Alya on GPU: Breakthroughs in Time-to-Solution and Energy-to-Solution

  • Ould Rouis, Yacine (Barcelona Supercomputing Center)
  • Houzeaux, Guillaume (Barcelona Supercomputing Center)
  • Spiga, Filippo (NVIDIA)
  • Owen, Herbert (Barcelona Supercomputing Center)

Please login to view abstract download link

ALYA is a European flagship simulation code for high-performance computational mechanics developed and maintained by BSC. The code addresses coupled multi-physics problems including incompressible/compressible flow, solid mechanics, chemistry, particle transport, heat transfer, turbulence modeling, and electrical propagation. Originally optimized for CPU architectures using cache blocking and vectorized instructions, ALYA has undergone an extensive GPU porting effort using OpenACC to leverage the massively parallel capabilities of modern accelerators while maintaining a unified codebase for both CPU and GPU execution. The GPU porting strategy centered on implementing OpenACC directives with minimal code refactoring. The porting encompassed multiple ALYA modules, with particular focus on the NASTIN module for incompressible Navier–Stokes, featuring a semi-implicit formulation, Large Eddy Simulation (LES) turbulence modeling, explicit momentum integration using a third-order Runge–Kutta scheme, and a fractional-step pressure–velocity coupling. Challenges included handling OpenACC limitations with type-bound procedures in Fortran’s object-oriented structures, managing complex data types with pointers and dynamic allocation, and addressing the inherently sequential nature of GMRES preconditioning (Krylov orthogonalization) which scales poorly on GPUs. The team successfully offloaded matrix assembly, various solver operations (CG, BiCGSTAB, GMRES), and GPU-aware MPI communications patterns. Performance evaluations on BSC’s MareNostrum5 (MN5) supercomputer demonstrated substantial improvements in both execution time and energy efficiency.
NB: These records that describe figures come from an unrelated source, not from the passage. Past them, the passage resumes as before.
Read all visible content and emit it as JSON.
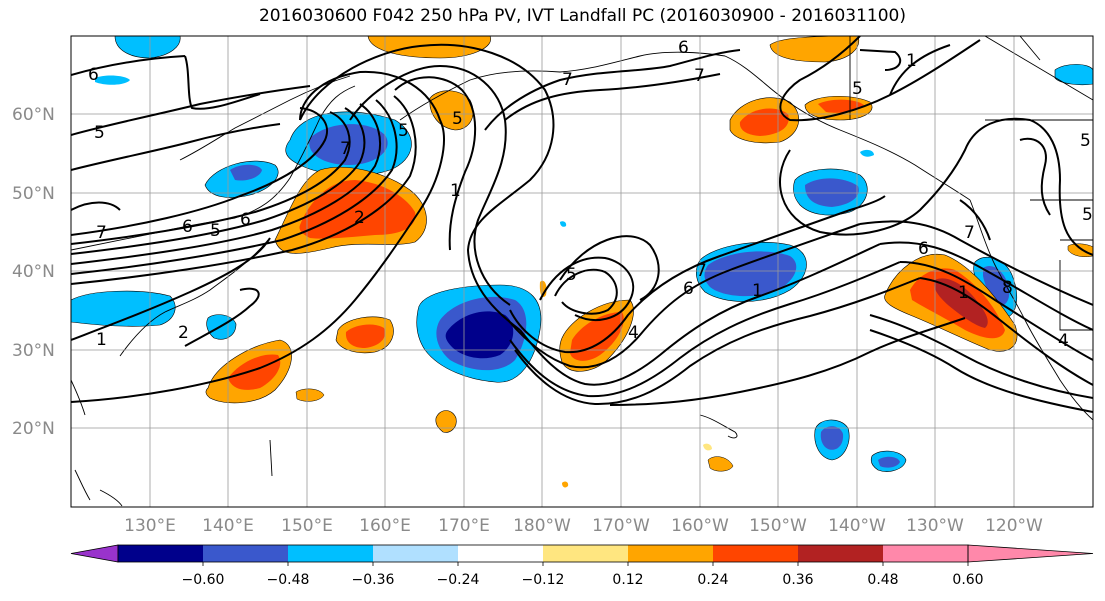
{
  "title": "2016030600 F042 250 hPa PV, IVT Landfall PC (2016030900 - 2016031100)",
  "map": {
    "lat_labels": [
      "60°N",
      "50°N",
      "40°N",
      "30°N",
      "20°N"
    ],
    "lon_labels": [
      "130°E",
      "140°E",
      "150°E",
      "160°E",
      "170°E",
      "180°W",
      "170°W",
      "160°W",
      "150°W",
      "140°W",
      "130°W",
      "120°W"
    ],
    "pv_contour_labels": [
      "6",
      "5",
      "7",
      "6",
      "5",
      "6",
      "5",
      "7",
      "2",
      "1",
      "5",
      "6",
      "7",
      "5",
      "7",
      "1",
      "6",
      "4",
      "5",
      "1",
      "7",
      "8",
      "5",
      "1",
      "6",
      "7",
      "1",
      "5",
      "2",
      "4"
    ]
  },
  "colorbar": {
    "colors": [
      "#9933cc",
      "#00008b",
      "#3a58cc",
      "#00bfff",
      "#b0e0ff",
      "#ffffff",
      "#ffe680",
      "#ffa500",
      "#ff4500",
      "#b22222",
      "#ff88aa"
    ],
    "tick_labels": [
      "−0.60",
      "−0.48",
      "−0.36",
      "−0.24",
      "−0.12",
      "0.12",
      "0.24",
      "0.36",
      "0.48",
      "0.60"
    ]
  }
}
For the NASTIN module using the Bolund Hill benchmark with 256M elements (43M nodes), the reference benchmark finished in 25 minutes running on 4 NVIDIA H100 GPUs consuming 2.4M Joules total energy at an average power of 1600W. The CPU baseline (8 dual-sockets 56-cores Intel Sapphire Rapids CPU) required 39 minutes and consumed 16.6M Joules at an average power of 890W per node. This yields a 7x energy-to-solution improvement and approximately 1.5x time-to-solution speedup for the full simulation. Multi-GPU scaling exhibits strong parallel efficiency, with the solver maintaining approximately 80% efficiency at 2.7M nodes per GPU. Measurements have been performed using the EAR - Energy management framework - tool developer at BSC.